On May 4, 2024, Naylor hit his first career grand slam off Reid Detmers of the Los Angeles Angels. He finished his first full season in the majors batting .201/.264/.350 with 13 home runs. He was an average batter from June through August, faring poorly in other months. He was above average defensively, excelling at pitch framing, according to Statcast. Naylor played all 10 Cleveland postseason games, going hitless in the first seven games before getting 4 hits, including 2 doubles, in the last three American League (AL) Championship Series games.
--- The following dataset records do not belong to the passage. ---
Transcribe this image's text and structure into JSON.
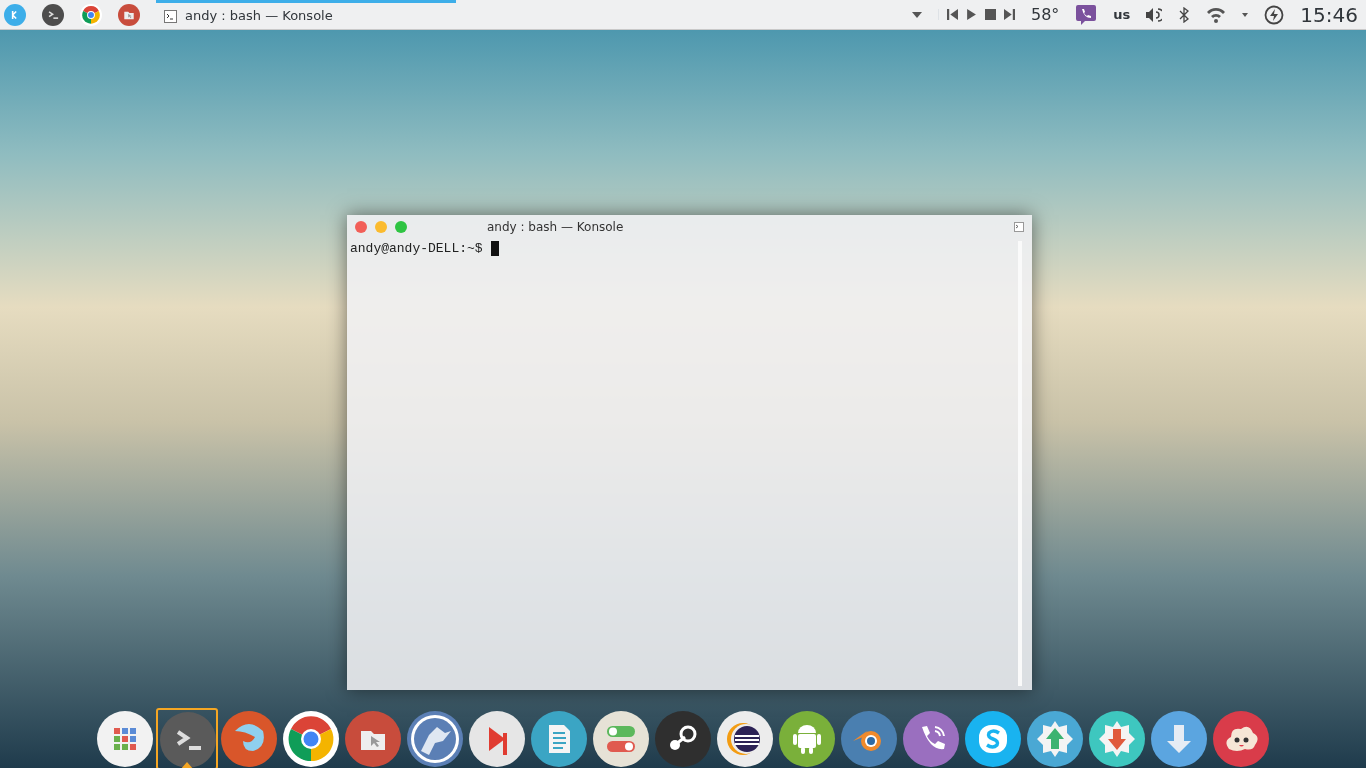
{
  "panel": {
    "launchers": [
      {
        "kind": "kde"
      },
      {
        "kind": "terminal"
      },
      {
        "kind": "chrome"
      },
      {
        "kind": "files"
      }
    ],
    "tasks": [
      {
        "title": "andy : bash — Konsole",
        "selected": true
      }
    ],
    "tray": {
      "temperature": "58°",
      "keyboard_layout": "us",
      "clock": "15:46"
    }
  },
  "window": {
    "title": "andy : bash — Konsole",
    "prompt": "andy@andy-DELL:~$"
  },
  "dock": [
    {
      "kind": "apps",
      "color": "#f2f2f2",
      "selected": false
    },
    {
      "kind": "terminal",
      "color": "#5a5a5a",
      "selected": true
    },
    {
      "kind": "firefox",
      "color": "#d9562a",
      "selected": false
    },
    {
      "kind": "chrome",
      "color": "#ffffff",
      "selected": false
    },
    {
      "kind": "files",
      "color": "#c84c3c",
      "selected": false
    },
    {
      "kind": "wolf",
      "color": "#5b7fb5",
      "selected": false
    },
    {
      "kind": "player",
      "color": "#e6e6e6",
      "selected": false
    },
    {
      "kind": "document",
      "color": "#3ba5c4",
      "selected": false
    },
    {
      "kind": "toggles",
      "color": "#e6e2d6",
      "selected": false
    },
    {
      "kind": "steam",
      "color": "#2f2f2f",
      "selected": false
    },
    {
      "kind": "eclipse",
      "color": "#ececec",
      "selected": false
    },
    {
      "kind": "android",
      "color": "#7ab03a",
      "selected": false
    },
    {
      "kind": "blender",
      "color": "#4a7fb0",
      "selected": false
    },
    {
      "kind": "viber",
      "color": "#9a6fbf",
      "selected": false
    },
    {
      "kind": "skype",
      "color": "#19b3f0",
      "selected": false
    },
    {
      "kind": "upload",
      "color": "#4aa8d4",
      "selected": false
    },
    {
      "kind": "download-badge",
      "color": "#3ec7bf",
      "selected": false
    },
    {
      "kind": "download",
      "color": "#5ba5e0",
      "selected": false
    },
    {
      "kind": "cloud",
      "color": "#d93c4a",
      "selected": false
    }
  ]
}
Naylor played in 123 games for the second consecutive season in 2025, slashing .195/.282/.379. He batted 1-for-8 as the Guardians lost in the AL Wild Card Series.

On May 9, 2026, Naylor was optioned to Triple-A Columbus after struggling at the start of the season, batting .143 with 2 home runs and 7 RBI through 84 plate appearances to make room for newly acquired catcher Patrick Bailey from the San Francisco Giants.

===Milwaukee Brewers===
On August 1, 2026, the Guardians traded Naylor and Codi Heuer to the Milwaukee Brewers in exchange for Craig Yoho and Blake Perkins.

==Personal life==
Naylor was born in Canada and is of Jamaican descent through his mother. His older brother, Josh Naylor, was his teammate with Cleveland from 2022 to 2024. Their younger brother, Myles Naylor, plays in the Athletics organization, as does their cousin Denzel Clarke.